Flink interpreter for Apache Zeppelin

Apache Flink is an open source platform for distributed stream and batch data processing.

How to start local Flink cluster, to test the interpreter

Zeppelin comes with pre-configured flink-local interpreter, which starts Flink in a local mode on your machine, so you do not need to install anything.

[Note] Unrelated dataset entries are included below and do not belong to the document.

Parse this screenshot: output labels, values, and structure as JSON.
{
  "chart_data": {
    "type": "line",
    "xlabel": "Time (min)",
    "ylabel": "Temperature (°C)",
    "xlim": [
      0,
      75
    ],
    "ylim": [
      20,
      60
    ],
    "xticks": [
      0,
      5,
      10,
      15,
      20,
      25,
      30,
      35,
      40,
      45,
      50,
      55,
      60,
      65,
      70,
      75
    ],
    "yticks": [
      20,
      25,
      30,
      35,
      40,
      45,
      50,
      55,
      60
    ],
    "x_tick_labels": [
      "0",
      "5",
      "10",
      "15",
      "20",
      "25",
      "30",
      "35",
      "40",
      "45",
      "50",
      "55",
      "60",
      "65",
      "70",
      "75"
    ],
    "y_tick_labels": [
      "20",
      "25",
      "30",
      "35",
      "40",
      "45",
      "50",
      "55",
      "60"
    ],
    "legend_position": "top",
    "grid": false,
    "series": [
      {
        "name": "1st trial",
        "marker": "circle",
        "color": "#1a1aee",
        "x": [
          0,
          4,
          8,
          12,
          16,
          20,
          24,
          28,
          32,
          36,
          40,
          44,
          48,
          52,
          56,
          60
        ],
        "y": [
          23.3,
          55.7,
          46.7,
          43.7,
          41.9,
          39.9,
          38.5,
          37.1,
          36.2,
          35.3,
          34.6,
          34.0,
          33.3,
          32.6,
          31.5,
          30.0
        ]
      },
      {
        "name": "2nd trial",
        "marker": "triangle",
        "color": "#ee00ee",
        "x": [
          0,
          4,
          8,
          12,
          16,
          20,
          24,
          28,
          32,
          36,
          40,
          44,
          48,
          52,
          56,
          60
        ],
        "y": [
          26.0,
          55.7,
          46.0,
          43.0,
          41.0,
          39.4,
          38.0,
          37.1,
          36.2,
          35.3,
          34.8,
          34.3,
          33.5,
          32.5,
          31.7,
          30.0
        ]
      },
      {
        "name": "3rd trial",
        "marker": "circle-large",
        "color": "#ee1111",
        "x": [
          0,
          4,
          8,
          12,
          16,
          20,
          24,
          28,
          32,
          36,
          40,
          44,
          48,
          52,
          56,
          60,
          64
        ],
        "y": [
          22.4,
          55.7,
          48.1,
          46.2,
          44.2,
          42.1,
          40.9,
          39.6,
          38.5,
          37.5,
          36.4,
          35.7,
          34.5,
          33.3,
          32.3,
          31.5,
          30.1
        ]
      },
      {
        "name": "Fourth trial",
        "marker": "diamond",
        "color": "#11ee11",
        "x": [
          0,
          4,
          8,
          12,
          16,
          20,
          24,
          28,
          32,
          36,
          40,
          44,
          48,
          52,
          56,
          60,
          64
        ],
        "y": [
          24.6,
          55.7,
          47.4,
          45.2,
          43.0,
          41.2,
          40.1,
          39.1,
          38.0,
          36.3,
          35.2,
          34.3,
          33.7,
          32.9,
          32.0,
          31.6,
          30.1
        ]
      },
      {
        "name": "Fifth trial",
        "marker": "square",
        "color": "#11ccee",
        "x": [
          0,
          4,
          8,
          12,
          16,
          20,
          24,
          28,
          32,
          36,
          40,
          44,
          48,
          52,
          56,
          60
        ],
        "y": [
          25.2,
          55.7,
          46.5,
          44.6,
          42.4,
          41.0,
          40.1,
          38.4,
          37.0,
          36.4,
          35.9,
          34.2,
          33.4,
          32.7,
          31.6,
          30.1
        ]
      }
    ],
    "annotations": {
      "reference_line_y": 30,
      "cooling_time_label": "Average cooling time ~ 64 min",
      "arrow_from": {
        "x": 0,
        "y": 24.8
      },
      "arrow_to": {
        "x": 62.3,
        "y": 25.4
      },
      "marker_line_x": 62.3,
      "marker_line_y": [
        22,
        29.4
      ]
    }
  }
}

How to configure interpreter to point to Flink cluster

At the "Interpreters" menu, you have to create a new Flink interpreter and provide next properties:

property value Description
host local host name of running JobManager. 'local' runs flink in local mode (default)
port 6123 port of running JobManager
xxx yyy anything else from [Flink Configuration](https://ci.apache.org/projects/flink/flink-docs-release-0.9/setup/config.html)


How to test it's working

In example, by using the Zeppelin notebook is from Till Rohrmann's presentation "Interactive data analysis with Apache Flink" for Apache Flink Meetup.

%sh
rm 10.txt.utf-8
wget http://www.gutenberg.org/ebooks/10.txt.utf-8
%flink
case class WordCount(word: String, frequency: Int)
val bible:DataSet[String] = env.readTextFile("10.txt.utf-8")
val partialCounts: DataSet[WordCount] = bible.flatMap{
    line =>
        """\b\w+\b""".r.findAllIn(line).map(word => WordCount(word, 1))
//        line.split(" ").map(word => WordCount(word, 1))
}
val wordCounts = partialCounts.groupBy("word").reduce{
    (left, right) => WordCount(left.word, left.frequency + right.frequency)
}
val result10 = wordCounts.first(10).collect()